The Impossible Fortune
- First edition
- Author: Richard Osman
- Audio read by: Fiona Shaw
- Series: Thursday Murder Club (series)
- Publisher: Viking Press
- Publication date: September 30, 2025
- ISBN: 9780593653258
- Preceded by: The Last Devil to Die

= The Impossible Fortune =

2025 murder mystery book

The Impossible Fortune is the fifth murder mystery book in the Thursday Murder Club series, written by British author and television presenter, Richard Osman. The book and its audiobook edition, read by Fiona Shaw, were published by Viking Press in September 2025.

== Characters ==
The main characters are four pensioners who reside at the fictional Coopers Chase retirement village in Kent, England:

- Elizabeth Best, an ex-spy
- Ron Ritchie, a former trade union leader
- Ibrahim Arif, a psychiatrist
- Joyce Meadowcroft, a retired nurse

Familiar supporting characters include:

- Donna De Freitas, police constable
- Chris Hudson, detective chief inspector
- Bogdan Jankowski, handyman and Donna's partner
- Jason Ritchie, Ron's son
- Kendrick, Ron's grandson
- Joanna, Joyce's daughter
- Connie Johnson, drug dealer
- Alan, Joyce's pet dog

== Plot ==
When the best man approaches Elizabeth for help during Joyce’s daughter’s wedding, the Thursday Murder Club becomes involved in a case involving a disappearance, a murder, and codes related to an extremely valuable bitcoin holding.
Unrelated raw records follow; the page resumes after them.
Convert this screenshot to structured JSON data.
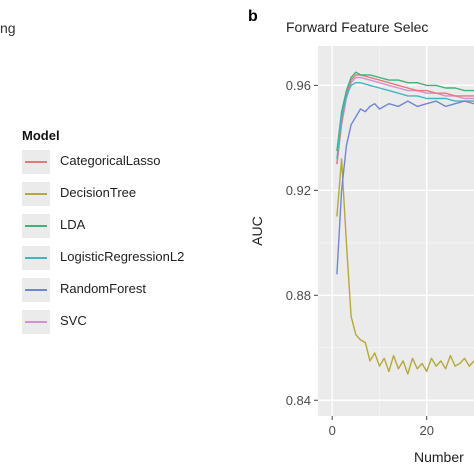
{
  "left_panel": {
    "title_fragment": "ng"
  },
  "legend": {
    "title": "Model",
    "items": [
      {
        "label": "CategoricalLasso",
        "color": "#e07b7b"
      },
      {
        "label": "DecisionTree",
        "color": "#b5a83c"
      },
      {
        "label": "LDA",
        "color": "#3fb37a"
      },
      {
        "label": "LogisticRegressionL2",
        "color": "#3fb7c2"
      },
      {
        "label": "RandomForest",
        "color": "#6f86d6"
      },
      {
        "label": "SVC",
        "color": "#d58ed0"
      }
    ]
  },
  "panel_label": "b",
  "chart_data": {
    "type": "line",
    "title": "Forward Feature Selec",
    "xlabel": "Number",
    "ylabel": "AUC",
    "xlim": [
      -3,
      30
    ],
    "ylim": [
      0.834,
      0.975
    ],
    "x_ticks": [
      0,
      20
    ],
    "y_ticks": [
      0.84,
      0.88,
      0.92,
      0.96
    ],
    "y_tick_labels": [
      "0.84",
      "0.88",
      "0.92",
      "0.96"
    ],
    "x_tick_labels": [
      "0",
      "20"
    ],
    "grid": true,
    "legend_position": "left",
    "series": [
      {
        "name": "DecisionTree",
        "color": "#b5a83c",
        "x": [
          1,
          2,
          3,
          4,
          5,
          6,
          7,
          8,
          9,
          10,
          11,
          12,
          13,
          14,
          15,
          16,
          17,
          18,
          19,
          20,
          21,
          22,
          23,
          24,
          25,
          26,
          27,
          28,
          29,
          30
        ],
        "y": [
          0.91,
          0.932,
          0.9,
          0.872,
          0.865,
          0.863,
          0.862,
          0.855,
          0.858,
          0.853,
          0.856,
          0.851,
          0.857,
          0.852,
          0.855,
          0.85,
          0.856,
          0.852,
          0.854,
          0.851,
          0.856,
          0.853,
          0.855,
          0.852,
          0.857,
          0.853,
          0.854,
          0.856,
          0.853,
          0.855
        ]
      },
      {
        "name": "SVC",
        "color": "#d58ed0",
        "x": [
          1,
          2,
          3,
          4,
          5,
          6,
          8,
          10,
          12,
          14,
          16,
          18,
          20,
          22,
          24,
          26,
          28,
          30
        ],
        "y": [
          0.93,
          0.945,
          0.955,
          0.961,
          0.963,
          0.963,
          0.962,
          0.961,
          0.96,
          0.959,
          0.958,
          0.958,
          0.957,
          0.957,
          0.956,
          0.956,
          0.955,
          0.955
        ]
      },
      {
        "name": "CategoricalLasso",
        "color": "#e07b7b",
        "x": [
          1,
          2,
          3,
          4,
          5,
          6,
          8,
          10,
          12,
          14,
          16,
          18,
          20,
          22,
          24,
          26,
          28,
          30
        ],
        "y": [
          0.93,
          0.946,
          0.957,
          0.962,
          0.964,
          0.964,
          0.963,
          0.962,
          0.961,
          0.96,
          0.959,
          0.958,
          0.958,
          0.957,
          0.957,
          0.956,
          0.956,
          0.956
        ]
      },
      {
        "name": "LDA",
        "color": "#3fb37a",
        "x": [
          1,
          2,
          3,
          4,
          5,
          6,
          8,
          10,
          12,
          14,
          16,
          18,
          20,
          22,
          24,
          26,
          28,
          30
        ],
        "y": [
          0.935,
          0.95,
          0.958,
          0.963,
          0.965,
          0.964,
          0.964,
          0.963,
          0.962,
          0.962,
          0.961,
          0.961,
          0.96,
          0.96,
          0.959,
          0.959,
          0.958,
          0.958
        ]
      },
      {
        "name": "LogisticRegressionL2",
        "color": "#3fb7c2",
        "x": [
          1,
          2,
          3,
          4,
          5,
          6,
          8,
          10,
          12,
          14,
          16,
          18,
          20,
          22,
          24,
          26,
          28,
          30
        ],
        "y": [
          0.932,
          0.948,
          0.956,
          0.96,
          0.961,
          0.961,
          0.96,
          0.959,
          0.958,
          0.957,
          0.956,
          0.956,
          0.955,
          0.955,
          0.955,
          0.954,
          0.954,
          0.954
        ]
      },
      {
        "name": "RandomForest",
        "color": "#6f86d6",
        "x": [
          1,
          2,
          3,
          4,
          5,
          6,
          7,
          8,
          9,
          10,
          12,
          14,
          16,
          18,
          20,
          22,
          24,
          26,
          28,
          30
        ],
        "y": [
          0.888,
          0.92,
          0.937,
          0.945,
          0.948,
          0.951,
          0.95,
          0.952,
          0.953,
          0.951,
          0.953,
          0.952,
          0.954,
          0.952,
          0.953,
          0.954,
          0.952,
          0.953,
          0.954,
          0.953
        ]
      }
    ]
  }
}
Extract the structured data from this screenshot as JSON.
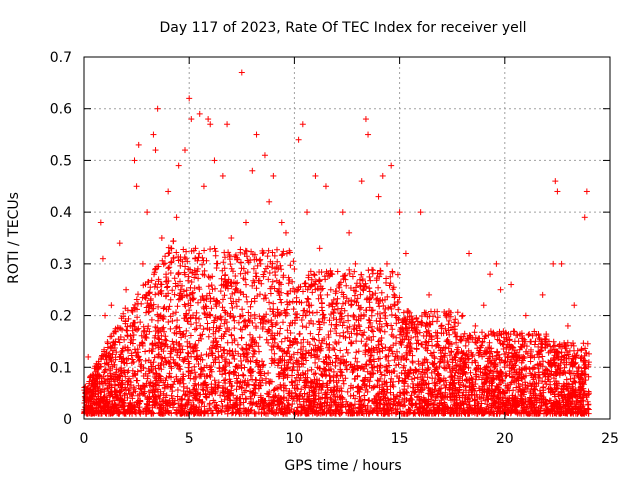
{
  "chart_data": {
    "type": "scatter",
    "title": "Day 117 of 2023, Rate Of TEC Index for receiver yell",
    "xlabel": "GPS time / hours",
    "ylabel": "ROTI / TECUs",
    "xlim": [
      0,
      25
    ],
    "ylim": [
      0,
      0.7
    ],
    "x_ticks": [
      "0",
      "5",
      "10",
      "15",
      "20",
      "25"
    ],
    "y_ticks": [
      "0",
      "0.1",
      "0.2",
      "0.3",
      "0.4",
      "0.5",
      "0.6",
      "0.7"
    ],
    "grid": true,
    "marker": "plus",
    "color": "#ff0000",
    "series": [
      {
        "name": "ROTI",
        "points": [
          [
            0.1,
            0.05
          ],
          [
            0.2,
            0.12
          ],
          [
            0.3,
            0.08
          ],
          [
            0.5,
            0.03
          ],
          [
            0.7,
            0.1
          ],
          [
            0.8,
            0.38
          ],
          [
            0.9,
            0.31
          ],
          [
            1.0,
            0.2
          ],
          [
            1.1,
            0.06
          ],
          [
            1.3,
            0.22
          ],
          [
            1.5,
            0.15
          ],
          [
            1.7,
            0.34
          ],
          [
            1.9,
            0.09
          ],
          [
            2.0,
            0.25
          ],
          [
            2.2,
            0.18
          ],
          [
            2.4,
            0.5
          ],
          [
            2.5,
            0.45
          ],
          [
            2.6,
            0.53
          ],
          [
            2.8,
            0.3
          ],
          [
            3.0,
            0.4
          ],
          [
            3.2,
            0.22
          ],
          [
            3.3,
            0.55
          ],
          [
            3.4,
            0.52
          ],
          [
            3.5,
            0.6
          ],
          [
            3.7,
            0.35
          ],
          [
            3.9,
            0.28
          ],
          [
            4.0,
            0.44
          ],
          [
            4.2,
            0.15
          ],
          [
            4.4,
            0.39
          ],
          [
            4.5,
            0.49
          ],
          [
            4.6,
            0.25
          ],
          [
            4.8,
            0.52
          ],
          [
            5.0,
            0.62
          ],
          [
            5.1,
            0.58
          ],
          [
            5.3,
            0.33
          ],
          [
            5.5,
            0.59
          ],
          [
            5.7,
            0.45
          ],
          [
            5.9,
            0.58
          ],
          [
            6.0,
            0.57
          ],
          [
            6.2,
            0.5
          ],
          [
            6.4,
            0.12
          ],
          [
            6.6,
            0.47
          ],
          [
            6.8,
            0.57
          ],
          [
            7.0,
            0.35
          ],
          [
            7.2,
            0.25
          ],
          [
            7.5,
            0.67
          ],
          [
            7.7,
            0.38
          ],
          [
            8.0,
            0.48
          ],
          [
            8.2,
            0.55
          ],
          [
            8.4,
            0.3
          ],
          [
            8.6,
            0.51
          ],
          [
            8.8,
            0.42
          ],
          [
            9.0,
            0.47
          ],
          [
            9.2,
            0.2
          ],
          [
            9.4,
            0.38
          ],
          [
            9.6,
            0.36
          ],
          [
            9.8,
            0.15
          ],
          [
            10.0,
            0.29
          ],
          [
            10.2,
            0.54
          ],
          [
            10.4,
            0.57
          ],
          [
            10.6,
            0.4
          ],
          [
            10.8,
            0.22
          ],
          [
            11.0,
            0.47
          ],
          [
            11.2,
            0.33
          ],
          [
            11.5,
            0.45
          ],
          [
            11.8,
            0.28
          ],
          [
            12.0,
            0.18
          ],
          [
            12.3,
            0.4
          ],
          [
            12.6,
            0.36
          ],
          [
            12.9,
            0.3
          ],
          [
            13.2,
            0.46
          ],
          [
            13.4,
            0.58
          ],
          [
            13.5,
            0.55
          ],
          [
            13.7,
            0.24
          ],
          [
            14.0,
            0.43
          ],
          [
            14.2,
            0.47
          ],
          [
            14.4,
            0.3
          ],
          [
            14.6,
            0.49
          ],
          [
            14.8,
            0.2
          ],
          [
            15.0,
            0.4
          ],
          [
            15.3,
            0.32
          ],
          [
            15.6,
            0.18
          ],
          [
            16.0,
            0.4
          ],
          [
            16.4,
            0.24
          ],
          [
            16.8,
            0.15
          ],
          [
            17.2,
            0.2
          ],
          [
            17.6,
            0.12
          ],
          [
            18.0,
            0.2
          ],
          [
            18.3,
            0.32
          ],
          [
            18.6,
            0.18
          ],
          [
            19.0,
            0.22
          ],
          [
            19.3,
            0.28
          ],
          [
            19.6,
            0.3
          ],
          [
            19.8,
            0.25
          ],
          [
            20.0,
            0.15
          ],
          [
            20.3,
            0.26
          ],
          [
            20.6,
            0.12
          ],
          [
            21.0,
            0.2
          ],
          [
            21.4,
            0.1
          ],
          [
            21.8,
            0.24
          ],
          [
            22.1,
            0.15
          ],
          [
            22.3,
            0.3
          ],
          [
            22.4,
            0.46
          ],
          [
            22.5,
            0.44
          ],
          [
            22.7,
            0.3
          ],
          [
            23.0,
            0.18
          ],
          [
            23.3,
            0.22
          ],
          [
            23.6,
            0.08
          ],
          [
            23.8,
            0.39
          ],
          [
            23.9,
            0.44
          ],
          [
            24.0,
            0.05
          ]
        ]
      }
    ]
  }
}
Alongside the main investigation, Ron deals with family problems and Ibrahim continues his work with recent parolee Connie Johnson.

== Reception ==
The book debuted at No. 1 on The Sunday Times Bestseller list and reached No. 1 on The New York Times Best Seller list for combined print and e-book fiction. Critics praised the storytelling as well as the relationships between the characters. In her Library Journal review, Liz French wrote, "The crime, though ingeniously plotted, with many red herrings, is not the main attraction. It’s the growing love and respect among the Thursdays and their kith and kin, including a few criminals and cops, that is the biggest draw."